Sledding seems easy—
climb to the top of the 
hill, hop on your sled, 
and let gravity do the 
rest. But when I was a 
kid, there was a trick to sledding properly at our farm. You had to know how and when to bail at the bottom of the steep hill.

If you didn’t, you’d hit a sliver 
of a straightaway in the snow the width of a tractor path, then go sailing over the edge of a steep drop-off into a ditch below. Worse, you might fly over the bank and into the road. In those days, there was little to collide with on the dirt road, but we didn’t want to risk it. So we practiced the art of bailing as often as we could in winter.

When the snow fell, we kids 
could hardly wait to go sledding in our bulging snowsuits. The hill we used was in a field that was farmed, so the snow had to be deep enough 
to cover the ruts. Otherwise, the sled would get stuck on the way down, which was no fun. Deep snow, though, made the climb back up 
the hill even harder, especially 
when weighed down by our sleds.

Knowing how hard that same 
trip is for me today as an adult 
with lined, winter barn boots that reach to my knees, I can’t help but wonder why we ever left the house. But the thrill was worth it. And Mom must have let us go, knowing that we’d come back inside before too long, too tired to fight with each other for the rest of the day. Come to think of it, maybe sledding was all her idea. (Moms, here’s how you can keep your kids safe when they play outside in the winter.)

Only one kind of sled worked well—the lightweight, long plastic ones. With a hill as steep as ours, anything heavier was impossible to drag up it. But anything less sturdy wouldn’t burrow through the snow; you’d just sink in the fluffy flakes.

Our parents must have considered our predicament. I remember when we were given even lighter plastic sleds that rolled up, but that whole concept backfired.

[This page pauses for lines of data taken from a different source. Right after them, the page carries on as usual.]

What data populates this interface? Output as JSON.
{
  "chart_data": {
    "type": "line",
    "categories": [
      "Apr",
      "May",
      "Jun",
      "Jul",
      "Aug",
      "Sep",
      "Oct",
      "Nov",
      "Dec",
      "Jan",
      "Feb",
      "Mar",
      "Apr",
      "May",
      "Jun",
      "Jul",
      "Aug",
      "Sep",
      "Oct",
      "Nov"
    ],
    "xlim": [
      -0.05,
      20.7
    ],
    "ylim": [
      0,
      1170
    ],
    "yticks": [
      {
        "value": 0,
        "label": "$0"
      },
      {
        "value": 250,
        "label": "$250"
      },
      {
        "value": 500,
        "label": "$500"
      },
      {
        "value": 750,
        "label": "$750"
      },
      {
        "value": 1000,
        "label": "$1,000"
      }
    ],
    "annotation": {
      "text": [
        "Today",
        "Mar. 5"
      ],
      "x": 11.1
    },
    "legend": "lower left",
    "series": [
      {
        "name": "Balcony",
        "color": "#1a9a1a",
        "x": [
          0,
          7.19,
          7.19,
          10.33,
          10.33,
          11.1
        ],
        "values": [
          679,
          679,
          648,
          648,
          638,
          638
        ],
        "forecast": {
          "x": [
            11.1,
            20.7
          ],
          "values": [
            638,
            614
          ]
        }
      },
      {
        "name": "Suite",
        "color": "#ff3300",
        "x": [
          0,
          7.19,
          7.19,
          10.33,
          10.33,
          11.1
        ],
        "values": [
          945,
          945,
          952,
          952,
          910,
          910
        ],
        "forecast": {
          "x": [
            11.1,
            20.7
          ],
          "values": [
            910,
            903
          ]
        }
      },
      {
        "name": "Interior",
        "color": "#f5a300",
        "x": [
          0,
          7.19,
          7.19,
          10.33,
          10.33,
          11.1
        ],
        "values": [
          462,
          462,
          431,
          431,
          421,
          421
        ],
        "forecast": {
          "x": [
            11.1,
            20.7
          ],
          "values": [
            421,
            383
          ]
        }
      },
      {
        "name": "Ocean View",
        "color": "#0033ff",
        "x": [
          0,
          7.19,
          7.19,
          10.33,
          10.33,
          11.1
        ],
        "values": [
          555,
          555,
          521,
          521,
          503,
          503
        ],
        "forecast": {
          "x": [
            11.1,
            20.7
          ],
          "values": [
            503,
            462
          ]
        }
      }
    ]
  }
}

They didn’t 
work at all. You had to unroll the sled and try to jump on before it rolled back up on its own, like a tube of wrapping paper. The speed you used to plunk onto the sled pushed you straight into the snow.

There were two main rules when sledding: You had to forge a separate climbing path from the sledding path, and you had to use the same path to go downhill each time. We learned we went faster that way.

We never climbed the whole way up the hill. It was just too far. Once we determined we’d gone far enough, we’d give it a go.

It was terrific when everything worked. I remember the short-lived rush of the wind as I whipped down the hill. At those speeds it was only a blink of an eye before you had to lurch to one side to bail out.

While we loved to watch our sleds continue on their path and go sailing over the ditch into the road like Evel Knievel clearing a long jump, the follow-up was less glamorous. You had two choices: trudge parallel through the deep snow along the bottom of the hill to the driveway and retrieve your sled, or take the more laborious shortcut through 
the deep snow along the side of the ditch to reach the road. And so we learned that when bailing, hang tight to the rope of the sled.

By then, you were laughing and giggling so hard while digging your face out of the snow that the person at the top of the hill was likely shouting at you to hurry up and get out of the way. It was her turn after all, and there were rules to follow.